To back up: in 2006, academic legend Andrew Lo of MIT posited in a paper that statistical risk models, a variant of those developed by Nobel laureate Bill Sharpe, could determine with striking accuracy how a portfolio of hedge funds was positioned across major asset classes.

Simplistically, owning small/value stocks and shorting large/growth ones during the dotcom crisis drove returns; this stock or that stock, not so much. The key was once you knew how hedge funds were positioned, you could transform this ‘risk model’ into an investment product: just buy low cost, liquid instruments like futures contracts to mimic the same exposures. When they change their minds, you rebalance the portfolio. Startlingly simple and cheap, yet very effective.

There was one small problem: everyone in the hedge fund establishment hated it.

And for good reason. Built on mystique and inaccessibility, the industry scorned the idea of a toy robot dog keeping pace with, let alone outracing, a stable of hand-picked greyhounds. Even worse, replication raised thorny commercial questions, such as why any rational person (or better yet, a fiduciary) would invest in an illiquid fund of hedge funds with 5% annual fees once presented with a daily liquid version with 80% lower costs. Not surprisingly, the establishment circled the wagons.

The stories are quite incredible. A $10bn fund of funds ran a secret replication programme internally, only to shut it down because it ‘worked too well.’ Academics-for-hire wrote disingenuous papers disparaging the concept. Banks steered clients to products that made money for everyone but investors. Consultants wrote papers soon disproven by evidence, yet failed to correct the record.

Thankfully, a new generation is taking over the wealth management space.

The young guns grew up in a world where an index is a powerful and efficient tool, not a threat. Their clients largely invest through more accessible UCITS funds, and fees matter – to both them and their clients. They have watched the prior generation’s self-serving myths – e.g. the infallible hedge fund genius – wither in the face of reality.
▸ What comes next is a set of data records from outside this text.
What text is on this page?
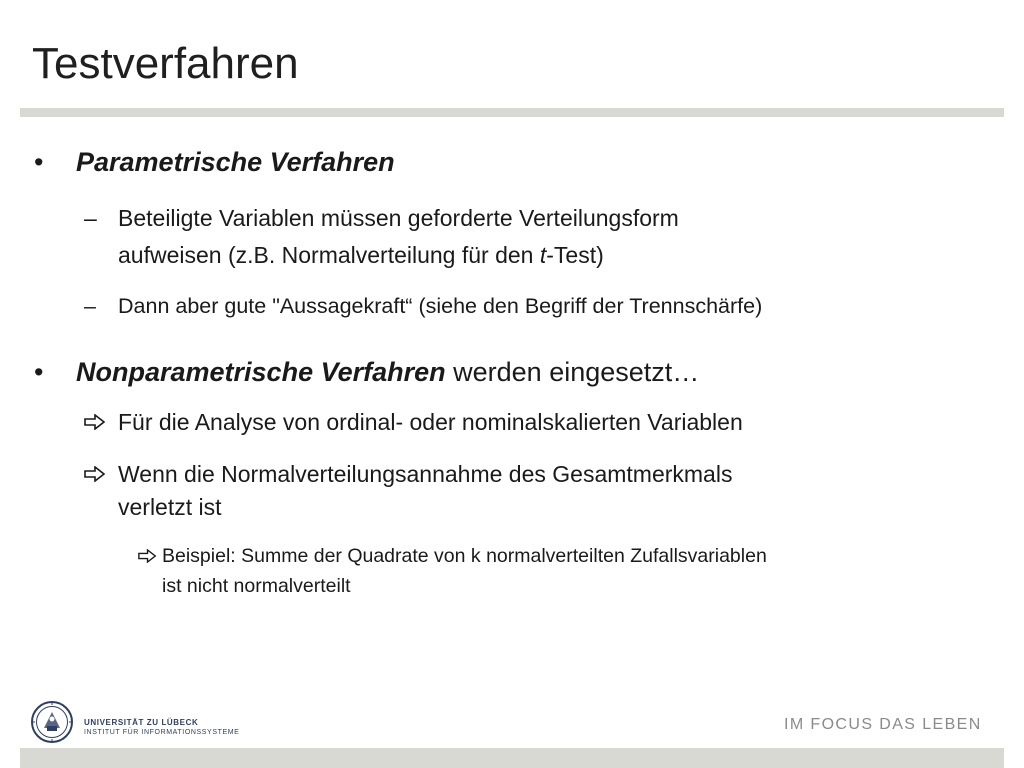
Testverfahren
•	Parametrische Verfahren
– Beteiligte Variablen müssen geforderte Verteilungsform
aufweisen (z.B. Normalverteilung für den t-Test)
–	Dann aber gute "Aussagekraft“ (siehe den Begriff der Trennschärfe)
•	Nonparametrische Verfahren werden eingesetzt…
Für die Analyse von ordinal- oder nominalskalierten Variablen
Wenn die Normalverteilungsannahme des Gesamtmerkmals
verletzt ist
Beispiel: Summe der Quadrate von k normalverteilten Zufallsvariablen
ist nicht normalverteilt
UNIVERSITÄT ZU LÜBECK
INSTITUT FÜR INFORMATIONSSYSTEME	IM FOCUS DAS LEBEN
They recognise that ‘active’ and ‘passive’ can intelligently coexist: Millennium, the Sharpe ratio machine, may be a brilliant choice for a few elite clients, but an accessible, liquid, ‘index-like’ product is far better suited to the other 99%.

Through the lens of model portfolios and faced with dire predictions for 60/40 portfolios, they understand the value of efficient, predictable ways to get exposure to sophisticated and diversifying stategies.
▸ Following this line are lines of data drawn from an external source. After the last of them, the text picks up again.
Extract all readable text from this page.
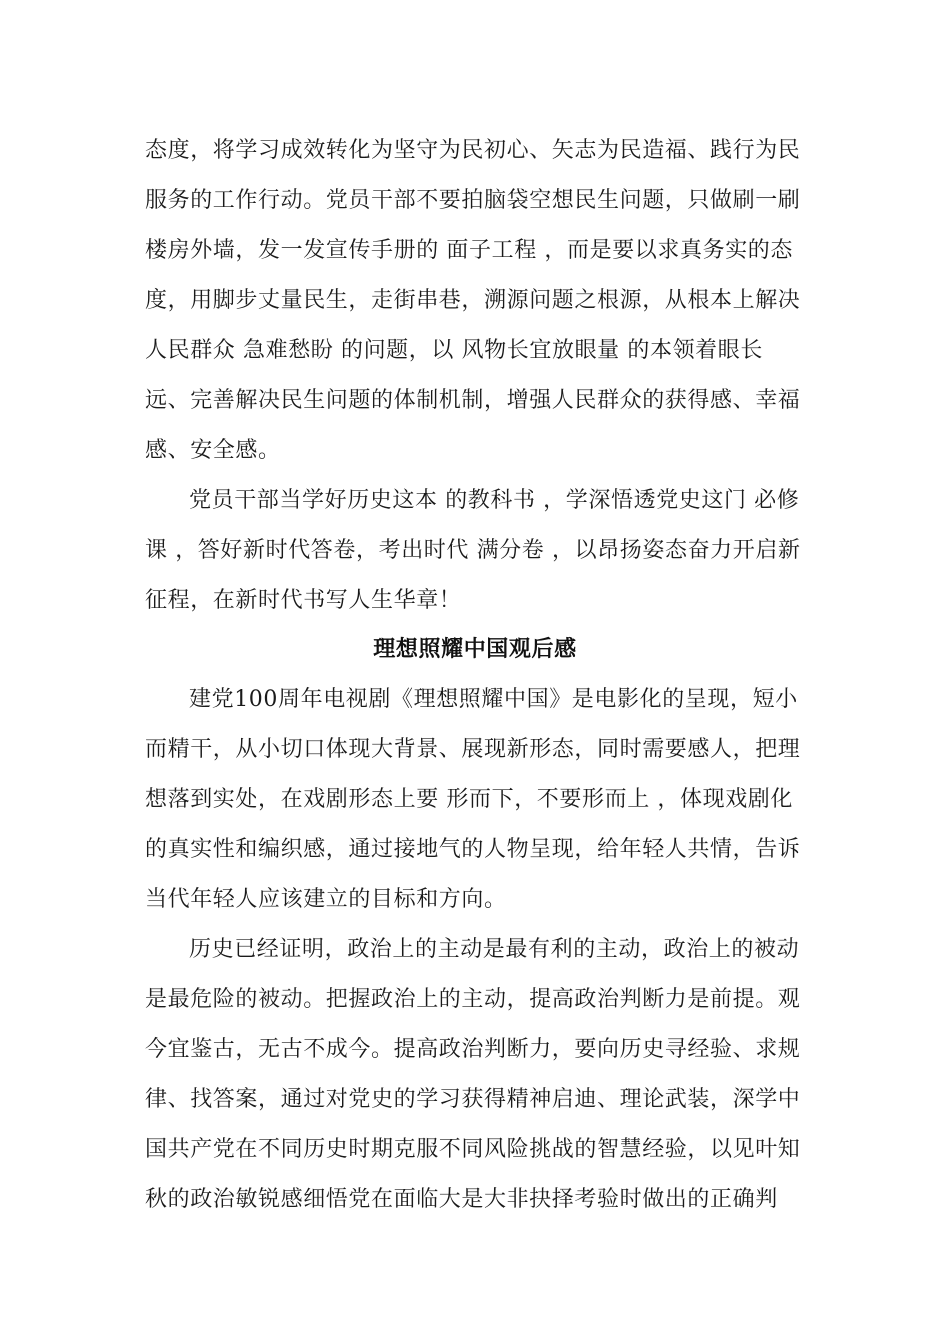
态度，将学习成效转化为坚守为民初心、矢志为民造福、践行为民
服务的工作行动。党员干部不要拍脑袋空想民生问题，只做刷一刷
楼房外墙，发一发宣传手册的 面子工程 ，而是要以求真务实的态
度，用脚步丈量民生，走街串巷，溯源问题之根源，从根本上解决
人民群众 急难愁盼 的问题，以 风物长宜放眼量 的本领着眼长
远、完善解决民生问题的体制机制，增强人民群众的获得感、幸福
感、安全感。
党员干部当学好历史这本 的教科书 ，学深悟透党史这门 必修
课 ，答好新时代答卷，考出时代 满分卷 ，以昂扬姿态奋力开启新
征程，在新时代书写人生华章！
理想照耀中国观后感
建党100周年电视剧《理想照耀中国》是电影化的呈现，短小
而精干，从小切口体现大背景、展现新形态，同时需要感人，把理
想落到实处，在戏剧形态上要 形而下，不要形而上 ，体现戏剧化
的真实性和编织感，通过接地气的人物呈现，给年轻人共情，告诉
当代年轻人应该建立的目标和方向。
历史已经证明，政治上的主动是最有利的主动，政治上的被动
是最危险的被动。把握政治上的主动，提高政治判断力是前提。观
今宜鉴古，无古不成今。提高政治判断力，要向历史寻经验、求规
律、找答案，通过对党史的学习获得精神启迪、理论武装，深学中
国共产党在不同历史时期克服不同风险挑战的智慧经验，以见叶知
秋的政治敏锐感细悟党在面临大是大非抉择考验时做出的正确判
The evidence is indisputable. In UCITS land, there are three ‘pure-play’ factor replication products with track records through the rolling crises of the past several years. Each has its own design nuances, but all get the job done: to roughly match the performance of actual hedge funds with high correlation. Relative to UCITS version of hedge funds – designed for the everyman but too often expensive, watered-down versions of the real thing – replication products consistently rank among the best performers and least expensive. Sometimes, you can have your cake and eat it too.

There are, of course, plenty of things that cannot be replicated this way – never try to replicate Citadel Wellington, or PE-like distressed managers, or plenty of esoteric, capacity constrained strategies. If you want that, buy the real thing. But where replication works – hedge funds overall, equity long/short and managed futures – it can work beautifully.

For allocators, then, the toolkit expands and they can decide when to pay high fees and bear illiquidity, or when the low cost, liquid index approach should win out. Whether revolutionary or evolutionary, it certainly represents progress.

Andrew Beer is a managing member at Dynamic Beta Investments. The views expressed above should not be taken as investment advice.